# passports



## moblee (Dec 31, 2006)

Hello.

Doe's anybody know if you can use child passports in Europe up to
there expiry date or do they have to be valid for at least six months
past your travel date. :?: 
Thanks


----------



## bigfoot (May 16, 2005)

As far as I am aware the child must be under 16 and the passport has to have 6months left on it. You only need the passport to get back into the UK unless you are travelling outside the EU.


----------



## bognormike (May 10, 2005)

I've always thought the six months rule was just for the travel company's sake, just in case you have to stay over. What's the point of having an expiry date if you can't use the passport in the final 6 months?
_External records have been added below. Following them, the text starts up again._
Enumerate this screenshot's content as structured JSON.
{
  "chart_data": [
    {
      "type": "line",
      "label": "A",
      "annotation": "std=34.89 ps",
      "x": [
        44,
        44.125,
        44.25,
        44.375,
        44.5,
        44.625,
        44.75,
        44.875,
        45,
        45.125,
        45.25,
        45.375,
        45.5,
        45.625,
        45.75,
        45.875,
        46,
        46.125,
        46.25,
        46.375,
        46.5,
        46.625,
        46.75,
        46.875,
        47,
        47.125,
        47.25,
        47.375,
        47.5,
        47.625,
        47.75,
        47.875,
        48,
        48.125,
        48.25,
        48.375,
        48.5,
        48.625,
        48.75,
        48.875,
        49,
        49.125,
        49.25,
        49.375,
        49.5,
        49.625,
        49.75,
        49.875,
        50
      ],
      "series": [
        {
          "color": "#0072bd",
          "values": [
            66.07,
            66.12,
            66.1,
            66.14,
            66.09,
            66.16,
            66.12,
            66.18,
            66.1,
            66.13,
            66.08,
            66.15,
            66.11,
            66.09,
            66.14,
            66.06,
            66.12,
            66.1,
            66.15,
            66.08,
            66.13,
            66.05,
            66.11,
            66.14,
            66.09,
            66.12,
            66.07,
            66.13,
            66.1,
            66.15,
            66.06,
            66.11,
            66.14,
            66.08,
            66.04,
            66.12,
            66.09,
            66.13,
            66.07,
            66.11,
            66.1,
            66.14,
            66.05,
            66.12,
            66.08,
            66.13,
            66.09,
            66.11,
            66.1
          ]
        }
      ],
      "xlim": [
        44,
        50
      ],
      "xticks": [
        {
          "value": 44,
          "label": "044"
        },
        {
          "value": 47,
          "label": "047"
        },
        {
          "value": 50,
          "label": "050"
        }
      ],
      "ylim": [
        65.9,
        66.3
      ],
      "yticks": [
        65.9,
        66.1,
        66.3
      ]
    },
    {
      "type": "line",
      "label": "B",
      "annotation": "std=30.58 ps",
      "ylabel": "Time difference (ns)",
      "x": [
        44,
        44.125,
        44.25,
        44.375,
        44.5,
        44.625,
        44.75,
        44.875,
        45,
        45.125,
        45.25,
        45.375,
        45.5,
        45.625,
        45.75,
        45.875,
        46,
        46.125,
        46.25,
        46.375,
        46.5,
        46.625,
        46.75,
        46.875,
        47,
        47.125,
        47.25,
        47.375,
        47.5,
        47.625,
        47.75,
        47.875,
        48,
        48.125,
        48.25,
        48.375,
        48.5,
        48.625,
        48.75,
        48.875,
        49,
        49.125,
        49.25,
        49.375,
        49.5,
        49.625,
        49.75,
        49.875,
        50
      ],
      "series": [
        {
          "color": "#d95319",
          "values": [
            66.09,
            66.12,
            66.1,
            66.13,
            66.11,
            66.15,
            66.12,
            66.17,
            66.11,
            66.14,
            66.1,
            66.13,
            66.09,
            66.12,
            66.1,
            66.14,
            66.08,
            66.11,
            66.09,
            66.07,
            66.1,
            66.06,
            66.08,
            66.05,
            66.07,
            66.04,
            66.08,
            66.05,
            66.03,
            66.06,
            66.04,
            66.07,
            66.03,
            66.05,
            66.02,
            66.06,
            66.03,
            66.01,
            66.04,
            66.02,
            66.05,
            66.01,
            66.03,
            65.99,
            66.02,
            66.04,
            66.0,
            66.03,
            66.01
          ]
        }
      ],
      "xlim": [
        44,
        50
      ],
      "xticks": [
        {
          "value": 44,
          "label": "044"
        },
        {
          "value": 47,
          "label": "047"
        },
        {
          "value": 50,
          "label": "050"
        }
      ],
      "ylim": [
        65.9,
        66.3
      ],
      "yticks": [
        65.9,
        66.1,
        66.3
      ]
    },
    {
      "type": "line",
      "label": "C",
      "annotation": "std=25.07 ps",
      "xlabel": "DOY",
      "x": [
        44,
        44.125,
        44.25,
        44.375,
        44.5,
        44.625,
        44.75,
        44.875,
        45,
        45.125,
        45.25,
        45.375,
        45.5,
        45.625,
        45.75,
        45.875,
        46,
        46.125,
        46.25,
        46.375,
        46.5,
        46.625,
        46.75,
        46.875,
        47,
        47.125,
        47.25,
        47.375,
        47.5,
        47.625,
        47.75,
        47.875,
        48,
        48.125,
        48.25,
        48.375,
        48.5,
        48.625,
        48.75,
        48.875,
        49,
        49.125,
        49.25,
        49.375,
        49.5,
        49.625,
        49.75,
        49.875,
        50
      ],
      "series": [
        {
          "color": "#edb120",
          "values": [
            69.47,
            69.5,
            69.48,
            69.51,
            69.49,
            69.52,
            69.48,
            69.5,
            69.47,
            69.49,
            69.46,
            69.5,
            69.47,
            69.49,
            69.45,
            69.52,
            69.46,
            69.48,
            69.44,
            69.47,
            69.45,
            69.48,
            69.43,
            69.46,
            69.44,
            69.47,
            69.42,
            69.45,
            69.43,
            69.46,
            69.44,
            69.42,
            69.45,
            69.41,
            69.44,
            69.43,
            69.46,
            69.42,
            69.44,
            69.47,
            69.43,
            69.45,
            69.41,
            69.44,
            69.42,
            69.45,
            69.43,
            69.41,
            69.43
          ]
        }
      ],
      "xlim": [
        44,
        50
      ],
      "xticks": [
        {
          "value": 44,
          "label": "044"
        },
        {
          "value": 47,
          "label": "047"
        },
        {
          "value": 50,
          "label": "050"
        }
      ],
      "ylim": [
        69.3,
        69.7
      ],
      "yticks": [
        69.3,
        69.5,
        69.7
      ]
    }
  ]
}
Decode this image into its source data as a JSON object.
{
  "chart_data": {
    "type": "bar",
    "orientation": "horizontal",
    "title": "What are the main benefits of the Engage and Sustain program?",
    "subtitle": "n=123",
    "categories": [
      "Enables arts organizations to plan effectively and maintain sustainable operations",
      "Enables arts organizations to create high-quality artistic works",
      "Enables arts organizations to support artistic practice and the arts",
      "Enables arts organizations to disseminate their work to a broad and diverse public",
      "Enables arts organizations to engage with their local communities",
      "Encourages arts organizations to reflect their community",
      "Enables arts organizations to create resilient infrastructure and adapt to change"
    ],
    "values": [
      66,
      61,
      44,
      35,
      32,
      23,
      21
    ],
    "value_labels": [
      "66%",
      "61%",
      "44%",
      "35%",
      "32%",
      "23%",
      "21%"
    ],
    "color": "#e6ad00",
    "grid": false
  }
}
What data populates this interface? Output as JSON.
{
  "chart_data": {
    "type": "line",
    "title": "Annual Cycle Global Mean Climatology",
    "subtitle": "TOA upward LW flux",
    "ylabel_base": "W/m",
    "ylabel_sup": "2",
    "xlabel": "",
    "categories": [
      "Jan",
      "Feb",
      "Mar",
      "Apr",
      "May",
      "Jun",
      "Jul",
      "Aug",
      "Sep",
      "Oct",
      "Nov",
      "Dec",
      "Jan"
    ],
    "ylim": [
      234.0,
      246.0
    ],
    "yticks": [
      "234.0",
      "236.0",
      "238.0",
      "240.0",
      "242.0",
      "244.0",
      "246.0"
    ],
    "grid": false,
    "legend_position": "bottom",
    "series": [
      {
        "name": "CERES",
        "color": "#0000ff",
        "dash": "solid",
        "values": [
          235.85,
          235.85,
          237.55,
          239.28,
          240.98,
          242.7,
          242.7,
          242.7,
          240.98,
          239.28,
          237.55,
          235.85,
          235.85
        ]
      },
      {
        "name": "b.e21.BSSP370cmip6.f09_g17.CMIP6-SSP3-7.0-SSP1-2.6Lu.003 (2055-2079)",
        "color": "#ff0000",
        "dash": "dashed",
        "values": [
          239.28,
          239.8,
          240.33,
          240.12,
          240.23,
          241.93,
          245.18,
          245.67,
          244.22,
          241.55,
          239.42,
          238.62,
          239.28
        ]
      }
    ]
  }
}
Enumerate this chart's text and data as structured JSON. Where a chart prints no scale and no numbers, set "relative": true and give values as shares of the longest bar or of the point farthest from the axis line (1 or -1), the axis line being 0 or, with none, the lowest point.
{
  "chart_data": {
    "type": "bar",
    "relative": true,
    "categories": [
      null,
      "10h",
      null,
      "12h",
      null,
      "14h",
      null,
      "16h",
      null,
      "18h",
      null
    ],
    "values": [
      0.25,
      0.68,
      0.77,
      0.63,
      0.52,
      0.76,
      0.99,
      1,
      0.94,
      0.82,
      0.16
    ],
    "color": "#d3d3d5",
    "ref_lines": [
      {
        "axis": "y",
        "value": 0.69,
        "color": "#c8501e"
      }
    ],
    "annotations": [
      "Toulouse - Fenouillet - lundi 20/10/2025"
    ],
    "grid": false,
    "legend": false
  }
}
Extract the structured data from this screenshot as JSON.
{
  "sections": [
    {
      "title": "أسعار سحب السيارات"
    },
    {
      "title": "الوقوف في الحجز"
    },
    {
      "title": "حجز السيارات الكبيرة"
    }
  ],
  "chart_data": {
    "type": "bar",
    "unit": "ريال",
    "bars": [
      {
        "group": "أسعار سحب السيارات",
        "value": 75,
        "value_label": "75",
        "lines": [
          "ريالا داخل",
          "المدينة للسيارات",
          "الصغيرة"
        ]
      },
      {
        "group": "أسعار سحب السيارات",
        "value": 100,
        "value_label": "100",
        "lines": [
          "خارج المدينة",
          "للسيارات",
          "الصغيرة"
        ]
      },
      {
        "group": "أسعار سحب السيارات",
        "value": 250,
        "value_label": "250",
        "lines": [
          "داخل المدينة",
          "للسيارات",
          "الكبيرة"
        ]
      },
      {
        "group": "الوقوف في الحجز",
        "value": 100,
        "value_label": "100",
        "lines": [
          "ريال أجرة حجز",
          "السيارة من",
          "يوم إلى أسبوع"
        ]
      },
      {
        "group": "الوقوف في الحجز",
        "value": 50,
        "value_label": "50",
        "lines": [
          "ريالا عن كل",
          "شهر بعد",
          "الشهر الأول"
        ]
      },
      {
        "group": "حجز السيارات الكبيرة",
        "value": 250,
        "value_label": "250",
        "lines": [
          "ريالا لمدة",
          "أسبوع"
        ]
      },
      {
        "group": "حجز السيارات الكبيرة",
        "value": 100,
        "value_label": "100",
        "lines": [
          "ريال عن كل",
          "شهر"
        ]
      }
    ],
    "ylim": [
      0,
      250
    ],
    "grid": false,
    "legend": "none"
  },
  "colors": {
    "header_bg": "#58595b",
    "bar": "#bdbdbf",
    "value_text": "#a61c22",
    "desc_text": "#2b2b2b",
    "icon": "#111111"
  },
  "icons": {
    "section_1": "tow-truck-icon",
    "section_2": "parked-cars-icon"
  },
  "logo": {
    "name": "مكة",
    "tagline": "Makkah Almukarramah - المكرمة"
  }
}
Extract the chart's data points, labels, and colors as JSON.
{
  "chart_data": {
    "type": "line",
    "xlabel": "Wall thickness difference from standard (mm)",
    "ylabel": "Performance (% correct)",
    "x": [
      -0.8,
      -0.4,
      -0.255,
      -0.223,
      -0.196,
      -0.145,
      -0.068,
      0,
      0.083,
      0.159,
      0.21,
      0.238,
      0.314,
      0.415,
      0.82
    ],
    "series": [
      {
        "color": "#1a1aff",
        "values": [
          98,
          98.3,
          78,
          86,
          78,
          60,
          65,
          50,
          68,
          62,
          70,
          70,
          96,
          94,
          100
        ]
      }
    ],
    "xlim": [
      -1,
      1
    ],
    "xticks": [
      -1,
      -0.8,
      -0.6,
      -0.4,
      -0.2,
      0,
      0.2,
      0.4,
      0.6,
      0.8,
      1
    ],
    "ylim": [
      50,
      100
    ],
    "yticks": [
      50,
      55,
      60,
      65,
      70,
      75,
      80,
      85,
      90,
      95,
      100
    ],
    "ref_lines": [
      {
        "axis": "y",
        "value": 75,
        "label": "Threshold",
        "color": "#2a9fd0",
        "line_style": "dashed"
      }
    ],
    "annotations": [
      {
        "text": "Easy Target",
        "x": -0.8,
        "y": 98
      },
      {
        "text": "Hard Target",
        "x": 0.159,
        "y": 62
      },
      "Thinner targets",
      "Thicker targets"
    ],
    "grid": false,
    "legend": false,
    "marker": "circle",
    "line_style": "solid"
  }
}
That said, the new passport should go to the expiry of the old one, so if you apply now to renew a passport that expires in June, it should be dated to June 2018. Ours were issued in August 06, and run until 10 years from the expiry date of the old one.


----------



## moblee (Dec 31, 2006)

Oh Dear bigfoot,We were going to France at easter,but the kiddies
passports run out in july :roll:


----------



## bigfoot (May 16, 2005)

I only think the 6 month rule is for travel outside the EU.
This is the definitive answer
http://www.ips.gov.uk/


----------



## loddy (Feb 12, 2007)

I have just travelled to Spain and back and my passport runs out next month, I think the six month rule aplies outside the E.U

Loddy


----------



## StAubyns (Jun 4, 2006)

Not passports, but driving licenses.

I still have the old style and have been informed its invalid outside the UK.
So I will have to do something about that before our next trip  

Geoff


----------



## moblee (Dec 31, 2006)

Thanks Loddy,Bognormike & Bigfoot.

Didn't get any information when i rang p'boro main passport office,they
told me to ring The french embassy in london :roll: 
Tried this but they were shut :!: Probably on strike :lol:


----------



## zoro (May 1, 2005)

You can apply up to 9 months before your passport expires and still retain the 10 year expiry date 

Steve F


----------



## RedSonja (May 22, 2006)

Reply to St Aubyns
Never heard that the old style driving licences are invalid. Used mine in Las Vegas in December to hire a car. When did this come into being.

Sonja


----------



## StAubyns (Jun 4, 2006)

Hi Sonja

must be honest, I'm scratching my head as to where I saw it, it was a couple of weeks before we last went to France in September 07, but it was to late to update mine. It was to do with the fact that a photo is now required on driving licenses. I'll have a look to see if I can find the reference again. Maybe its just that its in Europe not USA?

Geoff


----------



## StAubyns (Jun 4, 2006)

Just found this for Italy, Spain & Switzerland

Driving Licence: Holders of the old style green UK licences should change them for the new photocard licence or obtain an International Driving Permit.

here

http://www.greenflag.org.uk/magazines/summer/euro7.html

but thats not where I originally came across it. I'll keep looking

Geoff

edit;also here under "paperwork" for France

http://www.ferry-to-france.co.uk/driving_abroad.html


----------



## RedSonja (May 22, 2006)

Looks like we will have to get round to changing ours then. More expense.


----------



## moblee (Dec 31, 2006)

Just to clear up in case anyone is unsure,I rang The french embassy in 
london today & they said... 

"Pourvu que sons dans la date sur le jour de votre retour c'est beau.
Aucune limite sur la date d'expiration."

As long as it is in date on the day of your return it is fine.
No limit on expiry date.


----------